- Directed by: Charles C. Coleman
- Written by: Bert Granet
- Produced by: Ralph Cohn
- Starring: Bruce Cabot Marguerite Churchill Ward Bond Crawford Weaver
- Cinematography: George Meehan
- Edited by: Al Clark
- Music by: Louis Silvers
- Production company: Columbia Pictures
- Distributed by: Columbia Pictures
- Release date: November 1, 1936;
- Running time: 63 minutes
- Country: United States
- Language: English

= Legion of Terror =

1936 film by Charles C. Coleman

Legion of Terror is a 1936 American drama/action film, directed by Charles C. Coleman. The film, which stars Bruce Cabot, Marguerite Churchill, Ward Bond, and Crawford Weaver, is a fictionalized story about the real-life Ku Klux Klan splinter group called the Black Legion of the 1930s. It was inspired by the May 1935 murder in Michigan of Charles Poole, a Works Progress Administration worker.

The film preceded and also inspired the making of the critically acclaimed 1937 Warner Bros. feature film Black Legion, which co-starred Humphrey Bogart, Dick Foran, Erin O'Brien-Moore and Ann Sheridan and which was based on the same case.

==Plot==

In Washington, D.C., Frank Marshall and his friend, "Slim" Hewitt, are both sworn in as postal inspectors. After a bomb which was sent from the (fictional) town of Stanfield, Connecticut, that was addressed to U.S. Senator Morton is found in the Senate mailroom, Frank and Slim are both sent to Stanfield to investigate. On the train, Frank becomes acquainted with one Nancy Foster, a resident of Stanfield. When they arrive, Frank and Slim take on assumed names and get jobs in a local factory. When Frank goes to Nancy's house for dinner, her brother Don tells him that the Hood Legion (a group similar to that of the 1930s militant separatist political/fascist paramilitary group Black Legion) has complete control of the town.

Soon Frank and Slim both realize that the factory where they work as well as the local newspaper is in the legion's control. Don has received several threatening letters advising him to join the legion. Frank and Slim successfully infiltrate the group by undergoing an initiation ceremony in which masked members in long robes blindfold Frank and Slim and hold guns to their heads before giving them each a bullet as a token of their membership.

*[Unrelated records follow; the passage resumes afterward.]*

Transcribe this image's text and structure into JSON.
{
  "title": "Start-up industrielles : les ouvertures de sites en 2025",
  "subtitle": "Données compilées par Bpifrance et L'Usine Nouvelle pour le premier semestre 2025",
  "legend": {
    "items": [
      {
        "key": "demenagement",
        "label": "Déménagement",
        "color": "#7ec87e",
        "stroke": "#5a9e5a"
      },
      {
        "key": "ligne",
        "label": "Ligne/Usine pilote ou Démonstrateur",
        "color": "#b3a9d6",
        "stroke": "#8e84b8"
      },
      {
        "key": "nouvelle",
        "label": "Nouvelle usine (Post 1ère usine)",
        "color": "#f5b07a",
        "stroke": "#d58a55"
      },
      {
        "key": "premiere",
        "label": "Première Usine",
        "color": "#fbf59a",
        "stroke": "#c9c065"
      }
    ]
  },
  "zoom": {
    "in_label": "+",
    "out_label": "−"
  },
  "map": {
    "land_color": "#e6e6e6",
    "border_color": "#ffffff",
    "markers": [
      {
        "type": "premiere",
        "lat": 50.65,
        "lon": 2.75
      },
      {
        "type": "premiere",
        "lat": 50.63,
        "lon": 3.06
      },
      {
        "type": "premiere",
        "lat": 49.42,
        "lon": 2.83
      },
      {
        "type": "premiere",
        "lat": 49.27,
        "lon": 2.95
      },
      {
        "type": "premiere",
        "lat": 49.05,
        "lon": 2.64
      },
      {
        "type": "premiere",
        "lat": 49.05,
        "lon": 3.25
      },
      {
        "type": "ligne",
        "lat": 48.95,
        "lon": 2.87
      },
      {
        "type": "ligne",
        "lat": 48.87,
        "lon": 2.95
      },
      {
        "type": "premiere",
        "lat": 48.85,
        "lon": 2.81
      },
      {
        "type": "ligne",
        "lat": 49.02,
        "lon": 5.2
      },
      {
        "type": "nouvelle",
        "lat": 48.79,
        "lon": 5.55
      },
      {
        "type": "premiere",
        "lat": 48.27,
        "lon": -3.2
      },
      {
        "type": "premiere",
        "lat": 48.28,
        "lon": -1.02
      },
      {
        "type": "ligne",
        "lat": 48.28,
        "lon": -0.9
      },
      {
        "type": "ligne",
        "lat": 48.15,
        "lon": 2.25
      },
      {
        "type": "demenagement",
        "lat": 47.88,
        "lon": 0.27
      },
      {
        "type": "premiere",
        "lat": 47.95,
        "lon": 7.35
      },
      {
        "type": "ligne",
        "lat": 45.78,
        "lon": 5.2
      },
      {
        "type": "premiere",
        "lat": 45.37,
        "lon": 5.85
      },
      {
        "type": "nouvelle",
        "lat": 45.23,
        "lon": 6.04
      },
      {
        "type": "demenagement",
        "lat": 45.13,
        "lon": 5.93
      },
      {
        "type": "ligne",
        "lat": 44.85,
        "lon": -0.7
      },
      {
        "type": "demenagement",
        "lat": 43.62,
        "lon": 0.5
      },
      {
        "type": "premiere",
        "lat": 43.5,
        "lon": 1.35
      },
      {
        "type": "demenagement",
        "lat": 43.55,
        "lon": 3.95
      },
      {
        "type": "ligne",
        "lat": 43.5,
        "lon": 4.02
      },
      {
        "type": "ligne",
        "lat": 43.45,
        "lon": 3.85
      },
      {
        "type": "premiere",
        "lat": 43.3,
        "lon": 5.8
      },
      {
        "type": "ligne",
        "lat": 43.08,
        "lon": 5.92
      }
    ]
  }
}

When Don complains to Colonel McCollum, a local newspaper editor, about his refusal to print Don's allegations against the legion's nefarious activities, Don is framed and arrested for drunk driving. Although he is released, he is ostracized by the townspeople. McCollum then orders his men to take Don to the legion's secret tribunal into the woods, where Don is tried, found guilty, and shot to death by legion members. Nancy tries to go to the police to report the incident, but they are unable to find the killers. When Frank tries to convey his sympathy to Nancy, she forces him to confess his membership in the legion, and vows never to speak to him again.

When Nancy then goes to the owner of the newspaper with her story, he upbraids McCollum, causing him to decide that Nancy should be tried by the legion's tribunal. Slim then confronts McCollum with the knowledge that the legion killed Don, and he is taken to the legion's meeting ground to be tried as a traitor. When Frank learns that Nancy and Slim are being held prisoner, he goes to the governor and secures the National Guard, which rescues Nancy and Slim and arrests the legion members. It is then revealed that McCollum was the leader of the legion, after which he and his assistant try to escape, but are burned to death when their car overturns. Frank then reveals his true identity to Nancy, and they make plans to marry. Later, in the Post Office Department in Washington, D.C., the chief inspector congratulates Frank and Slim for their work, but warns them that Americans are a nation of "joiners", and as such are susceptible to organizations such as the Ku Klux Klan and the Hooded Legion, which they join believing they are being patriotic, when in fact they are placing themselves in the hands of racketeers who operate the legions solely for their own benefit.

==Cast==
- Bruce Cabot as Frank Marshall
- Marguerite Churchill as Nancy Foster
- Crawford Weaver as Slim Hewitt
- Ward Bond as Don Foster
- Charles C. Wilson as Colonel McCollum
- John Hamilton as Cummings
- Arthur Loft as Gardner
- Nick Copeland as Lefty
- Harry Davenport as Senator Morton (uncredited)
- Ethan Laidlaw as Townsman (uncredited)
- Edward LeSaint as Breardon (uncredited)
- Edward Peil Sr. as Bradley (uncredited)

==Notes==
Variety magazine called Legion of Terror "an indictment of crackpot politico-fraternal organizations." This film marked Crawford Weaver's film debut.